02/04/2015 tarihli Resmi Gazete’de yayımlanarak yürürlüğe giren Atık Yönetimi Yönetmeliği’nin 5. Maddesinin (ç) bendinde; “Atıkların kaynağında ayrı toplanması, geçici depolanması, taşınması ve işlenmesi sırasında su, hava, toprak, bitki, hayvan ve insanlar için risk yaratmayacak, gürültü, titreşim ve koku yoluyla rahatsızlığa neden olmayacak, doğal çevrenin olumsuz etkilenmesini önleyecek ve böylece çevre ve insan sağlığına zarar vermeyecek yöntem ve işlemlerin kullanılması esastır.” hükmü, (ö) bendinde ise; “Atıkların toprağa denizlere göllere akarsulara ve benzeri alıcı ortamlara dökülmesi, doğrudan dolgu yapılması ve depolanması suretiyle çevrenin kirletilmesi yasaktır.” hükmü getirilmiştir
17.06.2011 tarihli Resmi Gazete’de yayımlanan Bazı Tehlikesiz Atıkların Geri Kazanımı Tebliği’nin “Tehlikesiz Atık Üreticisinin Yükümlülükleri” başlıklı 8. maddesinin (1-b) bendinde; “Tehlikesiz atıklarını tesis sınırları içinde veya sanayi bölgelerinde belirlenecek alanlarda, sızdırmaz, emniyetli konteynır ve benzeri içerisinde veya geçirimsizliği sağlanmış alanlarda birbiriyle karıştırmadan ve tehlikeli atıklardan ayrı geçici olarak muhafaza etmekle, atıkların muhafaza edildiği kapların üzerinde tehlikesiz atık ibaresi ve atık koduna yer verecek şekilde bu Tebliğin 10. maddesinde istenilen şartlara uygun olarak geçici depolamakla” yükümlü oldukları, “Geçici Depolama” başlıklı 10. maddesinde; “Tehlikesiz atık üreticisi; atıklarını geri kazanıma kadar gerekli tedbirleri alarak bir yılı geçmemek üzere depolayabilir.

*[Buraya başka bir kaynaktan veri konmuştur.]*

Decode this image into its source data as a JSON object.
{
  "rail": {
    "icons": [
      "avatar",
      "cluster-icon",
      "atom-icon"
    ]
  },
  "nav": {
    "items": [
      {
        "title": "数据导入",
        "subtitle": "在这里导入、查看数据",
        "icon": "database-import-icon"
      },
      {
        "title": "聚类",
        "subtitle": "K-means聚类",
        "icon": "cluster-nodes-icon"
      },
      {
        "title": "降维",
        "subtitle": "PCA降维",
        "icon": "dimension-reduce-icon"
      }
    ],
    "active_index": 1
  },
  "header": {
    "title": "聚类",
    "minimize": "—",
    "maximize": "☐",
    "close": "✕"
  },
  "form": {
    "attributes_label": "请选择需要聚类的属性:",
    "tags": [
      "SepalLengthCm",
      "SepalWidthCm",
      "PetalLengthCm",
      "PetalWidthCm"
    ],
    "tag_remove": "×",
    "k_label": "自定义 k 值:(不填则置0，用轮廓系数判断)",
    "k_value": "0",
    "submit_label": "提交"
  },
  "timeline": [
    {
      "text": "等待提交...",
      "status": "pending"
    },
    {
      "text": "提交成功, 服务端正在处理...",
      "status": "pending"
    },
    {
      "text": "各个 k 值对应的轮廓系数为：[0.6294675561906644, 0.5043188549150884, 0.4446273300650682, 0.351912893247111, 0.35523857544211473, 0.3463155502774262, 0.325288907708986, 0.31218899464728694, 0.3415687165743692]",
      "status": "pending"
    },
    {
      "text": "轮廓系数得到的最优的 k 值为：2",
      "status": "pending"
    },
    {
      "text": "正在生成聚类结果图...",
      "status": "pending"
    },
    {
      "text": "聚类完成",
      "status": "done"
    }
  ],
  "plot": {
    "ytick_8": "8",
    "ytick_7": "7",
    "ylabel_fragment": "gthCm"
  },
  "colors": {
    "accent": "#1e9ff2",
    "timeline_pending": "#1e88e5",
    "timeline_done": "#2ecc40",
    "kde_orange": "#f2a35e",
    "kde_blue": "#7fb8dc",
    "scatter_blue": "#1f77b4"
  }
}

Bu durumda atıkların yağmur veya yüzey suları ile temasından meydana gelebilecek kirliliğin önlenmesi için zemin geçirimsizliğinin sağlanması, suların drenajı amacıyla ızgara, kuşaklama kanalları ve benzeri toplama sistemlerinin oluşturulması zorunludur.” hususları düzenlenmiştir.

HUKUKİ DEĞERLENDİRME:
Dosyanın incelenmesinden; 08/10/2015 tarihli çevre denetim tutanağı ile tespit edilen hususlarla ilgili olarak; davalı idare tarafından “Hurda uçağın ve uçak hurdalarının bulunduğu alanın mülkiyetinin hangi kurum/kuruluşa ait olduğu, alanda uçak parçalama faaliyetinin hangi kurum/kuruluş tarafından yapıldığı, söz konusu çalışmanın ne zaman başladığı, yapılması planlanan çalışmayla ilgili bilgiler”in istenildiği 28/10/2015 tarihli 35939 sayılı yazıya cevaben gönderilen …A.Ş.’nin 02/02/2016 tarihli, 10429 sayılı yazısında, “Demonte faaliyetlerinin davacı şirket tarafından yapıldığı, bahse konu uçak parçalarının bulunduğu alanın mülkiyetinin Savunma Sanayi Müsteşarlığında olmakla birlikte, davacı şirketin kullanımında ve Sabiha Gökçen Havalimanı Gümrük Müdürlüğü denetiminde olduğu ve demonte çalışmalarının 10/09/2014 tarihinde başladığının tespit edildiği, bahse konu uçak gövde hurdasının, Gümrük ve Ticaret Bölge Müdürlüğü- Erenköy Tasfiye İşletme Müdürlüğünün … tarih ve … sayılı yazısıyla Makina ve Kimya Endüstrisi Kurumuna verilmesinin kararlaştırıldığı”nın bildirildiği görülmekte ve bu yazıdan, uçağın demonte işleminin davacı şirket tarafından yapıldığı, hurdaların tespit edildiği alanın davacı şirketin fiili kullanımında olduğu anlaşılmaktadır. Bu durumda uçağın hurdalarının Makina ve Kimya Endüstrisi Kurumuna verilmesinin kararlaştırılmış olması, davacı şirketin demontesini yaptığı uçağın hurdalarını yukarıda belirtilen mevzuata aykırı şekilde toprak zemine bırakabileceği anlamına gelmemektedir. Dolayısıyla; dava konusu işleme dayanak tespitin yapıldığı tarihte, davacı tarafından demonte işlemi yapılan uçağa ait hurda parçalarının yukarıda belirtilen Atık Yönetimi Yönetmeliği hükümlerini ihlal eder şekilde doğrudan toprak zemin üzerine bırakıldığı tutulan tutanakla sabit olduğundan dava konusu işlemde hukuka aykırılık görülmemiştir.
Bu itibarla, dava konusu işlemin iptaline ilişkin İdare Mahkemesi kararına itirazın reddi yolundaki temyize konu Bölge İdare Mahkemesi İdari Dava Dairesi kararında hukuki isabet bulunmamaktadır.

KARAR SONUCU:
Açıklanan nedenlerle;
1. 2577 sayılı Kanunun 49. maddesine uygun bulunan davalının temyiz isteminin kabulüne,
2. Dava konusu işlemin yukarıda özetlenen gerekçeyle iptaline ilişkin Mahkeme kararına yönelik olarak yapılan istinaf başvurusunun reddi yolundaki temyize konu … Bölge İdare Mahkemesi … İdari Dava Dairesinin … tarih ve E: …, K: … sayılı kararının BOZULMASINA,
3. Yeniden bir karar verilmek üzere dosyanın anılan Bölge İdare Mahkemesi İdari Dava Dairesine gönderilmesine, 21/10/2020 tarihinde, kesin olarak, oyçokluğuyla karar verildi.

KARŞI OY (X) :
Temyiz dilekçesinde öne sürülen hususlar 2577 sayılı İdari Yargılama Usulü Kanununun 49. maddesinde yazılı nedenlerden hiçbirisine uymadığından temyiz isteminin reddi ile Bölge İdare Mahkemesi İdari Dava Dairesi kararının onanması gerektiği görüşüyle çoğunluk kararına katılmıyorum.